The second, longest, and most complex of this Gospel’s narrated exorcisms, Mark 5:1-20 is a tale of terror. Jesus encounters a demoniac who horrifies his neighbors by howling among tombs commandeered by diabolical powers that provoke him to appalling self-abuse. The man is impossible to restrain.
To the original hearers of the account, the story screams religious impurity because of its contact with corpses. The original hears probably heard the echo of Isaiah (65:4) describing the rebellious, stubborn nation of Israel as people who inhabit tombs and eat swine’s flesh. And then there is the demonic possession. Which in itself is bad, but again, the original listeners, when they hear the name “Legion” (Mark 5:9), pile on their revulsion at the memory of their suffering and trauma at the hands of imperial soldiers. The man is menaced and menacing. Who could come near? What cure is possible?

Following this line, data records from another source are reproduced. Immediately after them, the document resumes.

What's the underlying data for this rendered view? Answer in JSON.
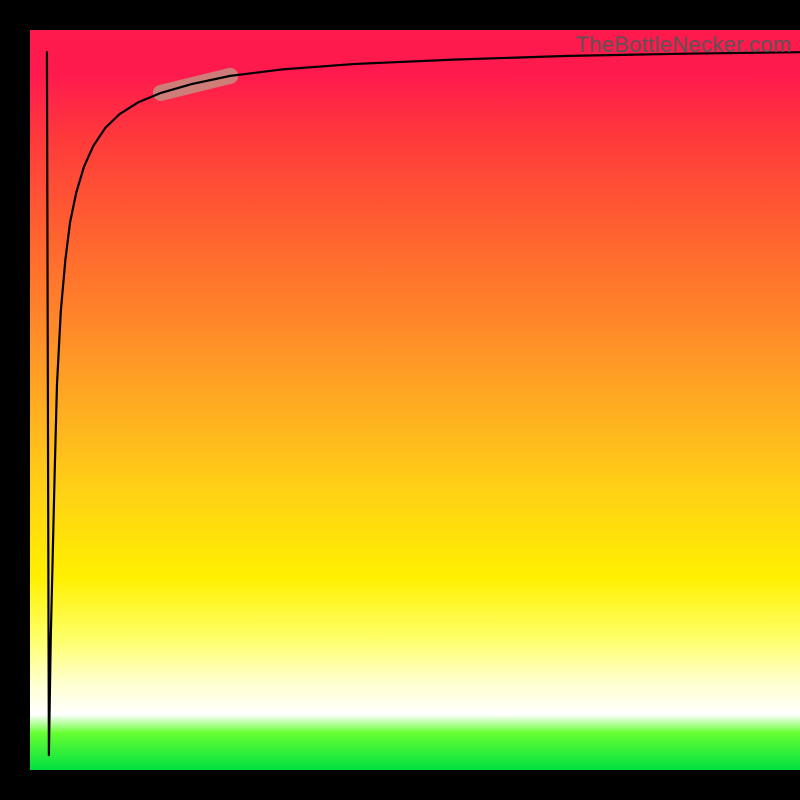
{
  "watermark": "TheBottleNecker.com",
  "chart_data": {
    "type": "line",
    "title": "",
    "xlabel": "",
    "ylabel": "",
    "xlim": [
      0,
      100
    ],
    "ylim": [
      0,
      100
    ],
    "x": [
      2.2,
      2.7,
      3.2,
      3.5,
      4.0,
      4.6,
      5.2,
      6.0,
      7.0,
      8.2,
      9.8,
      11.6,
      14.0,
      17.0,
      21.0,
      26.0,
      33.0,
      42.0,
      55.0,
      70.0,
      85.0,
      100.0
    ],
    "values": [
      2.0,
      18.0,
      40.0,
      52.0,
      62.0,
      69.0,
      74.0,
      78.0,
      81.5,
      84.3,
      86.8,
      88.6,
      90.2,
      91.5,
      92.7,
      93.8,
      94.7,
      95.4,
      96.0,
      96.5,
      96.8,
      97.0
    ],
    "highlight_segment": {
      "x": [
        17.0,
        26.0
      ],
      "values": [
        91.5,
        93.8
      ]
    },
    "background_gradient_stops": [
      {
        "pos": 0.0,
        "color": "#ff1a4d"
      },
      {
        "pos": 0.06,
        "color": "#ff1a4d"
      },
      {
        "pos": 0.15,
        "color": "#ff3b3b"
      },
      {
        "pos": 0.3,
        "color": "#ff6a2e"
      },
      {
        "pos": 0.42,
        "color": "#ff8f28"
      },
      {
        "pos": 0.52,
        "color": "#ffb020"
      },
      {
        "pos": 0.62,
        "color": "#ffd015"
      },
      {
        "pos": 0.74,
        "color": "#fff000"
      },
      {
        "pos": 0.82,
        "color": "#ffff66"
      },
      {
        "pos": 0.88,
        "color": "#ffffcc"
      },
      {
        "pos": 0.925,
        "color": "#ffffff"
      },
      {
        "pos": 0.95,
        "color": "#66ff33"
      },
      {
        "pos": 1.0,
        "color": "#00e040"
      }
    ]
  }
}
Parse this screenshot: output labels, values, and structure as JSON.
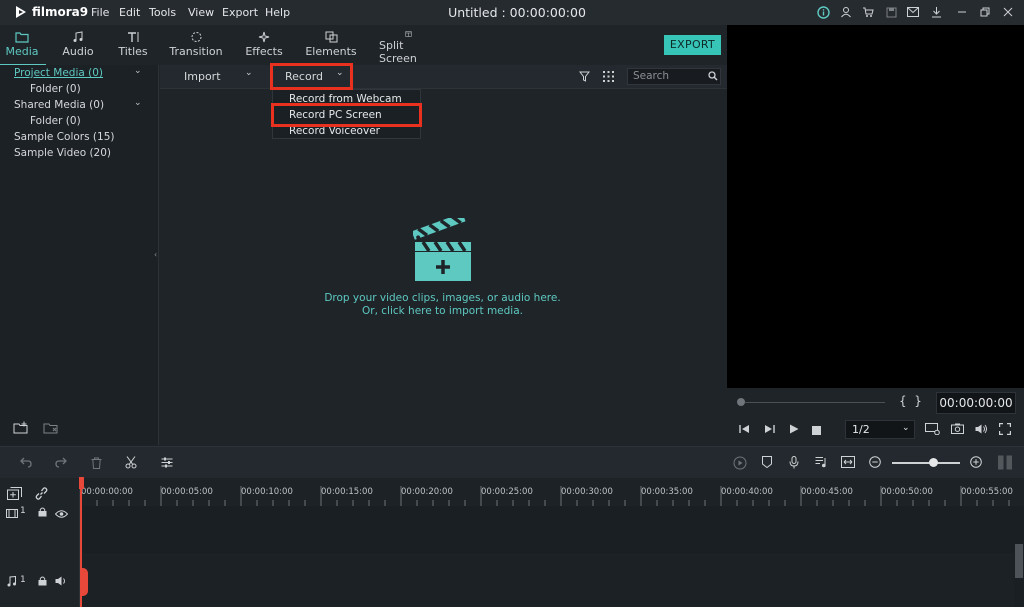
{
  "app": {
    "logo_text": "filmora9",
    "window_title": "Untitled : 00:00:00:00"
  },
  "menu": [
    "File",
    "Edit",
    "Tools",
    "View",
    "Export",
    "Help"
  ],
  "tabs": [
    {
      "label": "Media",
      "icon": "folder-icon",
      "active": true
    },
    {
      "label": "Audio",
      "icon": "music-note-icon",
      "active": false
    },
    {
      "label": "Titles",
      "icon": "titles-icon",
      "active": false
    },
    {
      "label": "Transition",
      "icon": "transition-icon",
      "active": false
    },
    {
      "label": "Effects",
      "icon": "effects-icon",
      "active": false
    },
    {
      "label": "Elements",
      "icon": "elements-icon",
      "active": false
    },
    {
      "label": "Split Screen",
      "icon": "split-screen-icon",
      "active": false
    }
  ],
  "export_label": "EXPORT",
  "sidebar": {
    "items": [
      {
        "label": "Project Media (0)",
        "active": true
      },
      {
        "label": "Folder (0)"
      },
      {
        "label": "Shared Media (0)"
      },
      {
        "label": "Folder (0)"
      },
      {
        "label": "Sample Colors (15)"
      },
      {
        "label": "Sample Video (20)"
      }
    ]
  },
  "media_toolbar": {
    "import_label": "Import",
    "record_label": "Record",
    "search_placeholder": "Search"
  },
  "record_menu": {
    "items": [
      "Record from Webcam",
      "Record PC Screen",
      "Record Voiceover"
    ],
    "highlighted": "Record PC Screen"
  },
  "drop_hint": {
    "line1": "Drop your video clips, images, or audio here.",
    "line2": "Or, click here to import media."
  },
  "preview": {
    "timecode": "00:00:00:00",
    "ratio": "1/2",
    "brackets": "{  }"
  },
  "timeline": {
    "ticks": [
      "00:00:00:00",
      "00:00:05:00",
      "00:00:10:00",
      "00:00:15:00",
      "00:00:20:00",
      "00:00:25:00",
      "00:00:30:00",
      "00:00:35:00",
      "00:00:40:00",
      "00:00:45:00",
      "00:00:50:00",
      "00:00:55:00"
    ],
    "video_track_label": "1",
    "audio_track_label": "1"
  },
  "colors": {
    "accent": "#5ec9c1",
    "export_button": "#36c5b6",
    "highlight_box": "#e8321f",
    "playhead": "#e8483a"
  }
}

Disobedient Israel has a history of insisting that the LORD keep his distance from them. But here the man with the unclean spirit runs to Jesus and kneels before him. He submits to Jesus and hold him at bay confusing healing with torment. He refers to himself in both the first-person singular and plural. Jesus receives this tormented figure, impure, menacing person. About this point a modern therapist, American Psychiatric Association’s DSM in hand would point to dissociative and obsessive-compulsive disorders, varieties of self-mutilation, and a range of other issues as operative, dismissing the demonic.
But we are too familiar with evil, unchecked in the world. Croatia, Rwanda, Darfur and a hundred other places in just the last 25 years when the extermination of entire ethnic population was the goal. The first step in capitulation to diabolism was our refusal to see it. The first step in resisting eveil is our embrace of the Lord who masters it. To ask for the coming of our heavenly Father’s kingdom is to repel the reign of the Evil One. For what else do we pray when begging for deliverance from evil?
Shouldn’t we expect the townsfolk and villagers to celebrate Jesus’ treatment of the untreatable? They are eyewitnesses. They have seen Jesus’s works, the proof as plain as day. Yet they neither repent nor revel but beg Jesus to get out of town. He complies.
The one who was cured begs to remain with Jesus – a primary qualification for discipleship. Jesus answers no but sends him on mission to testify how much the Lord has done for him. The man obeys not only at home, but throughout the Decapolis.
“Alleluia, alleluia. A great prophet has arisen in our midst and God has visited his people.” Who is paying attention?